Dublin court granted care order for child who entered Ireland in 'suspicious circumstances'

A garda carrying out immigration checks at a port invoked emergency orders after becoming concerned about the girl.

A DUBLIN DISTRICT Court judge granted a four day interim care order for a young girl who arrived in the state by ferry from the UK. She was accompanied by two adults – a man who claimed to be her grandfather and a woman who only later claimed to be her mother. 

The child’s case is detailed in the latest volume of reports from the Child Law Project relating to cases from last year. 

Reporters from the project attend cases in District Courts around the country on a random basis, and report on cases involving children, while anonymising those involved.

The young girl was brought into state care, to be supported by the Child and Family Agency, pending the results of DNA tests which will determine her relationship to the adults who brought her to Ireland. 

A garda who was present at the port when the two adults arrived with the young child testified in court. 

She told the judge that she had been conducting immigration checks in the port ten days prior, when she encountered a man and a woman.

She said the man presented a driving licence by way of identification and was let through immigration, however while he was entering, the garda noticed that he was trying to push through a buggy with a young child in it.

She said a woman appeared to be assisting him in getting the child off the ferry. 

The woman also provided a driver’s licence, but the garda was not satisfied with the authenticity of the ID. 

She told the court that the man claimed to be the child’s grandfather, and presented a letter which he claimed was from the child’s mother, granting permission for her to travel to Ireland with him. 

The garda had noticed, however, that the child was calling the woman with the man ‘mammy’. The woman said this was because she had formed a bond with the child on the journey over, the garda told the court. 

She would later identify herself as the child’s mother, but has not to date, according to the report, produced any documentation to evidence the relationship or her own identity. 

The garda was not satisfied with the explanation around the child’s custody, and invoked the emergency powers of the Child Care Act, whereby in the event that a garda believes there is an immediate risk to a child, they can remove them to safety. 

The garda told the court that food was provided to the adults and the child, and that the child slept for a few hours. 

The officer said the woman “just got up and left the child”, and had not been back in contact with gardaí since.
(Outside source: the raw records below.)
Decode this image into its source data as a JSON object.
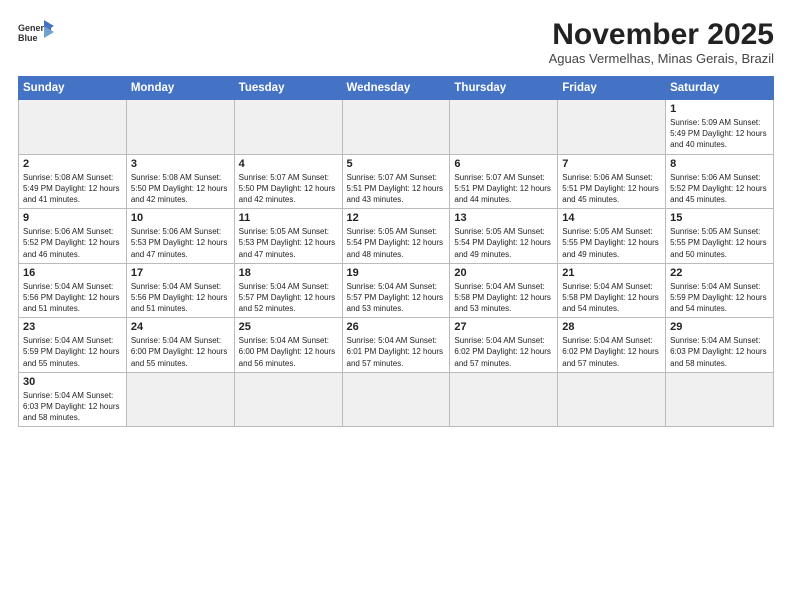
{
  "logo": {
    "line1": "General",
    "line2": "Blue"
  },
  "title": "November 2025",
  "subtitle": "Aguas Vermelhas, Minas Gerais, Brazil",
  "weekdays": [
    "Sunday",
    "Monday",
    "Tuesday",
    "Wednesday",
    "Thursday",
    "Friday",
    "Saturday"
  ],
  "weeks": [
    [
      {
        "day": "",
        "info": ""
      },
      {
        "day": "",
        "info": ""
      },
      {
        "day": "",
        "info": ""
      },
      {
        "day": "",
        "info": ""
      },
      {
        "day": "",
        "info": ""
      },
      {
        "day": "",
        "info": ""
      },
      {
        "day": "1",
        "info": "Sunrise: 5:09 AM\nSunset: 5:49 PM\nDaylight: 12 hours and 40 minutes."
      }
    ],
    [
      {
        "day": "2",
        "info": "Sunrise: 5:08 AM\nSunset: 5:49 PM\nDaylight: 12 hours and 41 minutes."
      },
      {
        "day": "3",
        "info": "Sunrise: 5:08 AM\nSunset: 5:50 PM\nDaylight: 12 hours and 42 minutes."
      },
      {
        "day": "4",
        "info": "Sunrise: 5:07 AM\nSunset: 5:50 PM\nDaylight: 12 hours and 42 minutes."
      },
      {
        "day": "5",
        "info": "Sunrise: 5:07 AM\nSunset: 5:51 PM\nDaylight: 12 hours and 43 minutes."
      },
      {
        "day": "6",
        "info": "Sunrise: 5:07 AM\nSunset: 5:51 PM\nDaylight: 12 hours and 44 minutes."
      },
      {
        "day": "7",
        "info": "Sunrise: 5:06 AM\nSunset: 5:51 PM\nDaylight: 12 hours and 45 minutes."
      },
      {
        "day": "8",
        "info": "Sunrise: 5:06 AM\nSunset: 5:52 PM\nDaylight: 12 hours and 45 minutes."
      }
    ],
    [
      {
        "day": "9",
        "info": "Sunrise: 5:06 AM\nSunset: 5:52 PM\nDaylight: 12 hours and 46 minutes."
      },
      {
        "day": "10",
        "info": "Sunrise: 5:06 AM\nSunset: 5:53 PM\nDaylight: 12 hours and 47 minutes."
      },
      {
        "day": "11",
        "info": "Sunrise: 5:05 AM\nSunset: 5:53 PM\nDaylight: 12 hours and 47 minutes."
      },
      {
        "day": "12",
        "info": "Sunrise: 5:05 AM\nSunset: 5:54 PM\nDaylight: 12 hours and 48 minutes."
      },
      {
        "day": "13",
        "info": "Sunrise: 5:05 AM\nSunset: 5:54 PM\nDaylight: 12 hours and 49 minutes."
      },
      {
        "day": "14",
        "info": "Sunrise: 5:05 AM\nSunset: 5:55 PM\nDaylight: 12 hours and 49 minutes."
      },
      {
        "day": "15",
        "info": "Sunrise: 5:05 AM\nSunset: 5:55 PM\nDaylight: 12 hours and 50 minutes."
      }
    ],
    [
      {
        "day": "16",
        "info": "Sunrise: 5:04 AM\nSunset: 5:56 PM\nDaylight: 12 hours and 51 minutes."
      },
      {
        "day": "17",
        "info": "Sunrise: 5:04 AM\nSunset: 5:56 PM\nDaylight: 12 hours and 51 minutes."
      },
      {
        "day": "18",
        "info": "Sunrise: 5:04 AM\nSunset: 5:57 PM\nDaylight: 12 hours and 52 minutes."
      },
      {
        "day": "19",
        "info": "Sunrise: 5:04 AM\nSunset: 5:57 PM\nDaylight: 12 hours and 53 minutes."
      },
      {
        "day": "20",
        "info": "Sunrise: 5:04 AM\nSunset: 5:58 PM\nDaylight: 12 hours and 53 minutes."
      },
      {
        "day": "21",
        "info": "Sunrise: 5:04 AM\nSunset: 5:58 PM\nDaylight: 12 hours and 54 minutes."
      },
      {
        "day": "22",
        "info": "Sunrise: 5:04 AM\nSunset: 5:59 PM\nDaylight: 12 hours and 54 minutes."
      }
    ],
    [
      {
        "day": "23",
        "info": "Sunrise: 5:04 AM\nSunset: 5:59 PM\nDaylight: 12 hours and 55 minutes."
      },
      {
        "day": "24",
        "info": "Sunrise: 5:04 AM\nSunset: 6:00 PM\nDaylight: 12 hours and 55 minutes."
      },
      {
        "day": "25",
        "info": "Sunrise: 5:04 AM\nSunset: 6:00 PM\nDaylight: 12 hours and 56 minutes."
      },
      {
        "day": "26",
        "info": "Sunrise: 5:04 AM\nSunset: 6:01 PM\nDaylight: 12 hours and 57 minutes."
      },
      {
        "day": "27",
        "info": "Sunrise: 5:04 AM\nSunset: 6:02 PM\nDaylight: 12 hours and 57 minutes."
      },
      {
        "day": "28",
        "info": "Sunrise: 5:04 AM\nSunset: 6:02 PM\nDaylight: 12 hours and 57 minutes."
      },
      {
        "day": "29",
        "info": "Sunrise: 5:04 AM\nSunset: 6:03 PM\nDaylight: 12 hours and 58 minutes."
      }
    ],
    [
      {
        "day": "30",
        "info": "Sunrise: 5:04 AM\nSunset: 6:03 PM\nDaylight: 12 hours and 58 minutes."
      },
      {
        "day": "",
        "info": ""
      },
      {
        "day": "",
        "info": ""
      },
      {
        "day": "",
        "info": ""
      },
      {
        "day": "",
        "info": ""
      },
      {
        "day": "",
        "info": ""
      },
      {
        "day": "",
        "info": ""
      }
    ]
  ]
}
A social worker said that, after they became involved in the child’s case, the woman did enquire after the child’s well-being once, and cancelled two arranged meetings. 

A garda inspector also appeared in court. He said that the child’s case had come to his attention during the previous week and that a member of his team had notified Tusla. 

The inspector said he travelled to see the man who had arrived in Ireland with the child, who claimed to be her grandfather, at a location outside of Dublin where the man was residing, and that the woman was with him at that time. 

The garda inspector told the court that the story provided about why the woman initially did not claim to be the child’s mother but later did, “did not make sense”. 

He said both the man and the woman provided DNA samples which would be tested in due course. 

The child’s allocated social workers appeared before the court and said that the child had settled into her emergency care placement well. The child was moved to a second placement after the first few days, and also settled in well there, according to the social worker. 

The social worker said that UK social services were in contact with the child’s father and grandparents, who appeared to be concerned. 

The judge in court was satisfied that the suspicions and professional concerns raised justified the use of emergency powers in this case, and that they had been invoked correctly. 

He said that he held concerns about the identity of the child and her parents.

The judge granted a short interim care order until the end of the week. He also ordered that a guardian ad litem be appointed to represent the child’s interests.